New York City is working aggressively to reduce its carbon footprint – banning heavy fuel oils, promoting solar energy, building bike paths, and requiring large buildings to report their annual water and energy use, among many other initiatives. And while significant progress is being made, a new report suggests that the city still has a long way to go. 

The commercial real estate blog Commercial Cafe has ranked the nation’s 40 most sustainably powered cities. New York, at #40, barely made the cut. Sustainability has a decidedly westward tilt – with Seattle, San Francisco, Oakland and Portland leading the way, followed by Boston, Minneapolis, Boulder, Colorado, and Washington, D.C. 

The study is based on data from various sources, including the Census Bureau, U.S. Energy Information Administration, and the Carbon Disclosure Project. The rankings take into account such factors as carbon-dioxide emissions, coal usage, nuclear power, solar power, geothermal, wind and hydro power, as well as such green practices as a city’s walkability and the number of electric vehicle charging stations and bike lanes. 

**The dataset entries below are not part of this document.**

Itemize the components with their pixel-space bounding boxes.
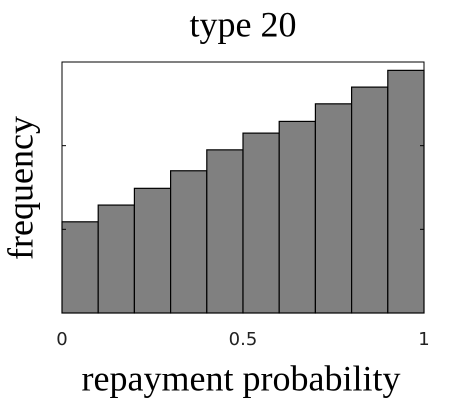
bar: [133, 187, 172, 314]
x-tick-label: 0.5: [229, 329, 258, 350]
bar: [351, 86, 389, 314]
chart-title: type 20: [190, 4, 297, 44]
bar: [97, 204, 135, 314]
x-axis-label: repayment probability: [82, 358, 401, 398]
bar: [242, 132, 280, 314]
bar: [387, 69, 425, 314]
bar: [278, 120, 317, 314]
bar: [170, 170, 208, 314]
y-axis-label: frequency: [0, 116, 40, 260]
bar: [314, 103, 353, 314]
bar: [61, 221, 99, 314]
x-tick-label: 0: [56, 329, 67, 350]
bar: [206, 149, 244, 314]
x-tick-label: 1: [418, 329, 429, 350]
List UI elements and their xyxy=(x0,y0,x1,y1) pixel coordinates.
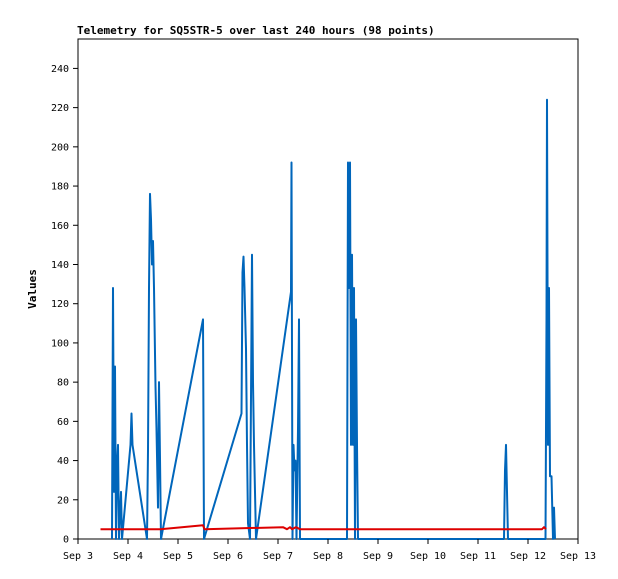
y-tick-label: 100 xyxy=(51,338,69,349)
x-tick-label: Sep 3 xyxy=(63,551,93,562)
x-axis-ticks: Sep 3 Sep 4 Sep 5 Sep 6 Sep 7 Sep 8 Sep 9 Sep 1… xyxy=(63,539,596,562)
y-tick-label: 240 xyxy=(51,64,69,75)
y-tick-label: 20 xyxy=(57,495,69,506)
plot-frame xyxy=(77,38,579,540)
x-tick-label: Sep 12 xyxy=(510,551,546,562)
x-tick-label: Sep 13 xyxy=(560,551,596,562)
y-tick-label: 120 xyxy=(51,299,69,310)
y-tick-label: 80 xyxy=(57,378,69,389)
y-axis-label: Values xyxy=(26,269,39,309)
x-tick-label: Sep 5 xyxy=(163,551,193,562)
y-axis-ticks: 0 20 40 60 80 100 120 140 160 180 200 220 240 xyxy=(51,64,78,546)
x-tick-label: Sep 8 xyxy=(313,551,343,562)
y-tick-label: 40 xyxy=(57,456,69,467)
chart-title: Telemetry for SQ5STR-5 over last 240 hou… xyxy=(77,24,435,37)
y-tick-label: 180 xyxy=(51,182,69,193)
series-line-2 xyxy=(100,524,547,531)
y-tick-label: 200 xyxy=(51,142,69,153)
series-layer xyxy=(100,98,556,540)
x-tick-label: Sep 9 xyxy=(363,551,393,562)
y-tick-label: 220 xyxy=(51,103,69,114)
series-line-1 xyxy=(111,98,556,540)
x-tick-label: Sep 10 xyxy=(410,551,446,562)
x-tick-label: Sep 4 xyxy=(113,551,143,562)
x-tick-label: Sep 7 xyxy=(263,551,293,562)
y-tick-label: 60 xyxy=(57,417,69,428)
plot-area xyxy=(77,38,579,540)
y-tick-label: 140 xyxy=(51,260,69,271)
y-tick-label: 0 xyxy=(63,535,69,546)
x-tick-label: Sep 6 xyxy=(213,551,243,562)
x-tick-label: Sep 11 xyxy=(460,551,496,562)
y-tick-label: 160 xyxy=(51,221,69,232)
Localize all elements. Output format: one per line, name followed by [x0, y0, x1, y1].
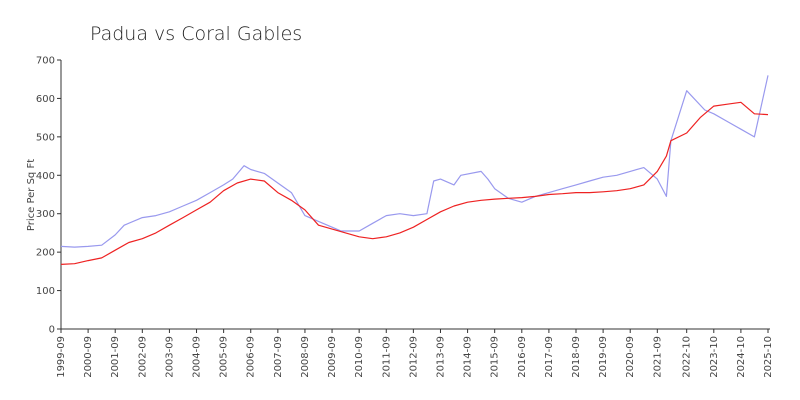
x-tick-label: 2009-09: [327, 336, 338, 378]
x-tick-label: 2004-09: [192, 336, 203, 378]
y-tick-label: 400: [36, 171, 55, 182]
x-tick-label: 2018-09: [571, 336, 582, 378]
x-tick-label: 2024-10: [736, 336, 747, 378]
series-line-1: [60, 75, 769, 248]
x-tick-label: 2013-09: [435, 336, 446, 378]
x-tick-label: 2001-09: [110, 336, 121, 378]
x-tick-label: 2010-09: [354, 336, 365, 378]
y-tick-label: 300: [36, 209, 55, 220]
y-ticks: 0 100 200 300 400 500 600 700: [36, 56, 61, 336]
x-tick-label: 2008-09: [300, 336, 311, 378]
y-tick-label: 600: [36, 94, 55, 105]
series-line-2: [60, 101, 769, 265]
x-tick-label: 2014-09: [463, 336, 474, 378]
x-ticks: 1999-09 2000-09 2001-09 2002-09 2003-09 2004-…: [56, 329, 774, 378]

The report’s authors don’t mince words about the challenges facing New York City: “The vulnerabilities of New York’s aging infrastructure have become impossible to ignore. A recent report published by the Center for an Urban Future details the outstanding issues that hobble the Big Apple’s efforts towards greener energy. For example, the city’s outdated and leak-prone water delivery system causes an estimated loss of roughly 24 percent of the city water flow to the end-consumer. NYC is increasingly reliant on natural gas for heat and electricity. Con Edison and National Grid operate and manage some of the oldest gas distribution networks in the country – their combined 6,300 miles of gas mains that serve the five boroughs are between 53 and 57 years old on average, and experienced roughly 5,800 leaks in 2012.”